[Eric] Bugs in latest eric4 snapshot

Andreas Pakulat apaku at gmx.de
Mon Apr 9 19:09:05 BST 2007


On 09.04.07 17:31:44, Detlev Offenbach wrote:
> On Donnerstag, 5. April 2007, Andreas Pakulat wrote:
> > On 04.04.07 14:09:16, Andreas Pakulat wrote:
> > > On 04.04.07 02:14:05, Andreas Pakulat wrote:
> > > > Hi,
> > > >
> > > > just updated to python2.5 and latest snapshots of pyqt4/sip/eric4
> > > > (20070402) and trying to start it I get:
> > > >
> > > > An unhandled exception occurred. Please report the problem using the
> > > > error reporting dialog or via email to <eric4-bugs at die-offenbachs.de>.
> > > > A log has been written to "/home/andreas/.eric4/eric4_error.log".
> > >
> > > This seems to be a serious bug in BrowserModel.py, it created indices
> > > using createIndex( row, column, item ) and later on it uses indices that
> > > are given to it (for example in the item() function) to retrieve the
> > > item from a dict. This can't work, using createIndex() will set the
> > > internalPointer() of that index, but internalId() will return some
> > > "arbitrary" value (i.e. -1.....). So BrowserModel.py needs to be fixed
> > > to be consistent, either always use createIndex(row,col,id(item)) or
> > > always use internalPointer() instead of internalId().
> >
> > Ok, I talked to Phil on the pyqt list and it seems internalId() is not
> > reliable in Python due to the fact that in Python id() uses a long,
> > while in C++ createIndex uses a quint32 and internalId in C++ uses a
> > quint64 (which is probably a bug anyway). So I created a patch which
> > fixes BrowserModel and unless I'm mistaken also ProjectBrowserModel, by
> > using internalPointer and the object-overload of createIndex together
> > with a list of objects instead of a dict.
> 
> the problem you observed could explain some non reproducable crashes I have 
> over here.
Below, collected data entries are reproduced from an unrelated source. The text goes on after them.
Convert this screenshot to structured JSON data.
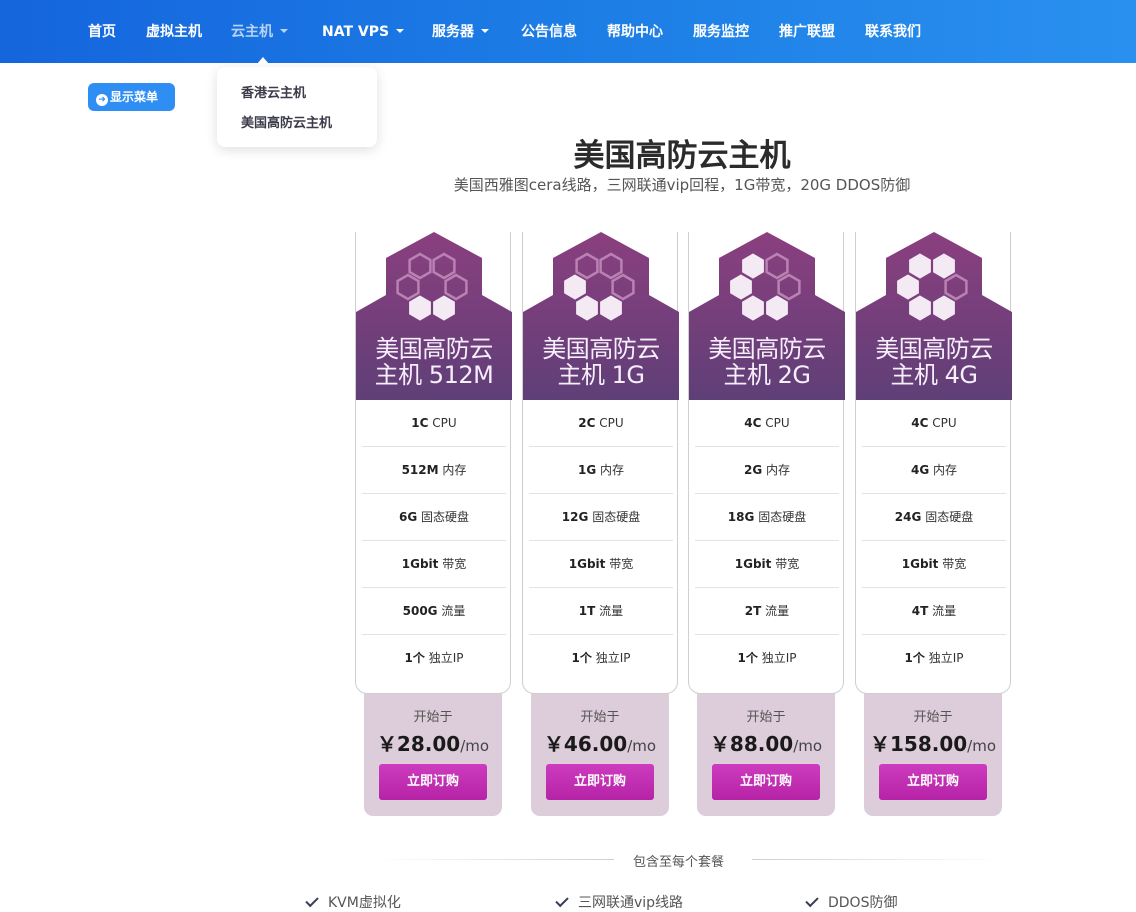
{
  "nav": {
    "items": [
      {
        "label": "首页",
        "dropdown": false
      },
      {
        "label": "虚拟主机",
        "dropdown": false
      },
      {
        "label": "云主机",
        "dropdown": true
      },
      {
        "label": "NAT VPS",
        "dropdown": true
      },
      {
        "label": "服务器",
        "dropdown": true
      },
      {
        "label": "公告信息",
        "dropdown": false
      },
      {
        "label": "帮助中心",
        "dropdown": false
      },
      {
        "label": "服务监控",
        "dropdown": false
      },
      {
        "label": "推广联盟",
        "dropdown": false
      },
      {
        "label": "联系我们",
        "dropdown": false
      }
    ],
    "active_item": "云主机"
  },
  "dropdown": {
    "items": [
      "香港云主机",
      "美国高防云主机"
    ]
  },
  "menu_button": {
    "label": "显示菜单"
  },
  "page": {
    "title": "美国高防云主机",
    "subtitle": "美国西雅图cera线路，三网联通vip回程，1G带宽，20G DDOS防御"
  },
  "plans": [
    {
      "name_line1": "美国高防云",
      "name_line2": "主机 512M",
      "hex_filled": 2,
      "specs": [
        {
          "value": "1C",
          "label": "CPU"
        },
        {
          "value": "512M",
          "label": "内存"
        },
        {
          "value": "6G",
          "label": "固态硬盘"
        },
        {
          "value": "1Gbit",
          "label": "带宽"
        },
        {
          "value": "500G",
          "label": "流量"
        },
        {
          "value": "1个",
          "label": "独立IP"
        }
      ],
      "starts_label": "开始于",
      "price": "￥28.00",
      "period": "/mo",
      "buy_label": "立即订购"
    },
    {
      "name_line1": "美国高防云",
      "name_line2": "主机 1G",
      "hex_filled": 3,
      "specs": [
        {
          "value": "2C",
          "label": "CPU"
        },
        {
          "value": "1G",
          "label": "内存"
        },
        {
          "value": "12G",
          "label": "固态硬盘"
        },
        {
          "value": "1Gbit",
          "label": "带宽"
        },
        {
          "value": "1T",
          "label": "流量"
        },
        {
          "value": "1个",
          "label": "独立IP"
        }
      ],
      "starts_label": "开始于",
      "price": "￥46.00",
      "period": "/mo",
      "buy_label": "立即订购"
    },
    {
      "name_line1": "美国高防云",
      "name_line2": "主机 2G",
      "hex_filled": 4,
      "specs": [
        {
          "value": "4C",
          "label": "CPU"
        },
        {
          "value": "2G",
          "label": "内存"
        },
        {
          "value": "18G",
          "label": "固态硬盘"
        },
        {
          "value": "1Gbit",
          "label": "带宽"
        },
        {
          "value": "2T",
          "label": "流量"
        },
        {
          "value": "1个",
          "label": "独立IP"
        }
      ],
      "starts_label": "开始于",
      "price": "￥88.00",
      "period": "/mo",
      "buy_label": "立即订购"
    },
    {
      "name_line1": "美国高防云",
      "name_line2": "主机 4G",
      "hex_filled": 5,
      "specs": [
        {
          "value": "4C",
          "label": "CPU"
        },
        {
          "value": "4G",
          "label": "内存"
        },
        {
          "value": "24G",
          "label": "固态硬盘"
        },
        {
          "value": "1Gbit",
          "label": "带宽"
        },
        {
          "value": "4T",
          "label": "流量"
        },
        {
          "value": "1个",
          "label": "独立IP"
        }
      ],
      "starts_label": "开始于",
      "price": "￥158.00",
      "period": "/mo",
      "buy_label": "立即订购"
    }
  ],
  "included": {
    "title": "包含至每个套餐",
    "features": [
      "KVM虚拟化",
      "三网联通vip线路",
      "DDOS防御"
    ]
  },
  "colors": {
    "nav_start": "#1565dd",
    "nav_end": "#2a90ef",
    "header_top": "#8b3f7f",
    "header_bottom": "#5f3f77",
    "buy_button": "#c12fb3",
    "price_panel": "#ddccd9"
  }
}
Andreas, is your patch complete and working on your side? If so, 
> I'd include it in the next snapshot.

The one I posted seems to work fine (I didn't test everything though),
the one I currently have implemented (without the self.dict_items list,
as references to the objects are already kept in the children list -
afaik) doesn't work when I try to open a file (i.e. show its classes).
I'm also not 100% sure I tested this with the posted patch... So I guess
you should first try it out a bit, before adding it permanently.

Andreas

-- 
You will be run over by a beer truck.